Tired of being slaughtered like sheep and chased from a place they have called home for two millennia, some Christian groups in northern Iraq have decided to take up arms to defend their place in the war-torn country from the terror of ISIS.
Henry Sarkis, 44, an official with the Assyrian Patriotic Party which is one of several Assyrian political organizations in Iraq, told National Geographic that his party has armed and dispatched 40 of its members to join the Kurdish Peshmerga, the official security force of the Kurdistan Regional Government, in fighting ISIS in Iraq’s northwest.
ISIS militants are using mines and IEDs to stop Peshmerga forces trying to flush them from the area, according to The Wall Street Journal’s Tamer El-Ghobashy.
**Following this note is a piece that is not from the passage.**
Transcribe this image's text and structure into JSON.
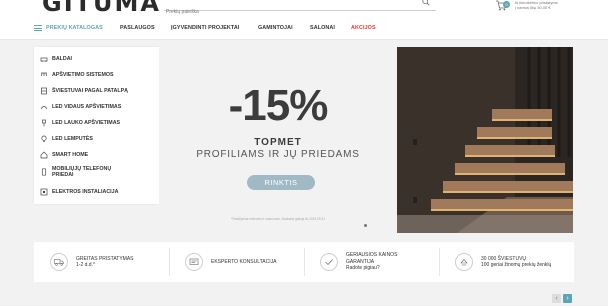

The last time Christians took up arms in Iraq was when they fought briefly alongside the Kurds against Saddam Hussein.
“We keep talking about Jesus and peace, and now we’ve reached the point where it’s not enough,” Sarkis told National Geographic from his party’s headquarters in Dahuk, Iraq. “The age of waiting for the Peshmerga to take back territory while we sit is over. We took the decision that, with our limited abilities, we will try to participate.”
Sarkis says the mostly symbolic move is the “first wave,” and the group of Christian fighters have taken on the name Dukha, which means “sacrifice” in Assyrian.
His party, says Sarkis, bought weapons with money donated by members in the diaspora and they are looking to raise more money to get more arms. Their main focus in the fight, he says, is to secure territory as the Peshmerga advances against ISIS.
Christians taking up arms in Iraq stands in stark contrast to the passive victim profile they have been known for since 2003 and is likely to make them more of a target. Sarkis, however, isn’t worried as he believes embracing a fighting life is much better than accepting a passive death.
“We’re being killed in our homes, so why not defend ourselves? Then even if we die, we die with dignity,” he said. “We didn’t want to reach this point — we just want to live in our areas.”
Christians make up less than 1 percent of Iraq’s population, according to the CIA, and their numbers have dwindled from about 1.5 million in 2003 to less than 500,000 today.
In Mosul, which was overrun by ISIS militants in June, Duraid Tobiya, 53, an Assyrian from the city said about 40 of the 8,000 to 10,000 Christians that once lived there still remain. And those that remain barely count. ISIS militants exempted them from an edict to convert to Islam, pay a tax or die after they were found to be too sick, too old or too poor to obey the order.
“I’m from Mosul — this is the first time I’ve been displaced,” said Tobiya. “I lived through everything else that happened in Mosul, but it’s all very different from what’s happening now.”
Tobiya has no faith in the Peshmerga or the Iraqi Army to protect Christians from ISIS because both forces once abandoned their duty to protect Christians and other minorities from ISIS attacks.
He now only sees two options to the problems Christians face in Iraq: “Either mass emigration or an internationally protected safe zone. We have no other options. We are against emigration, because we are not only the sons of this country but its original inhabitants.”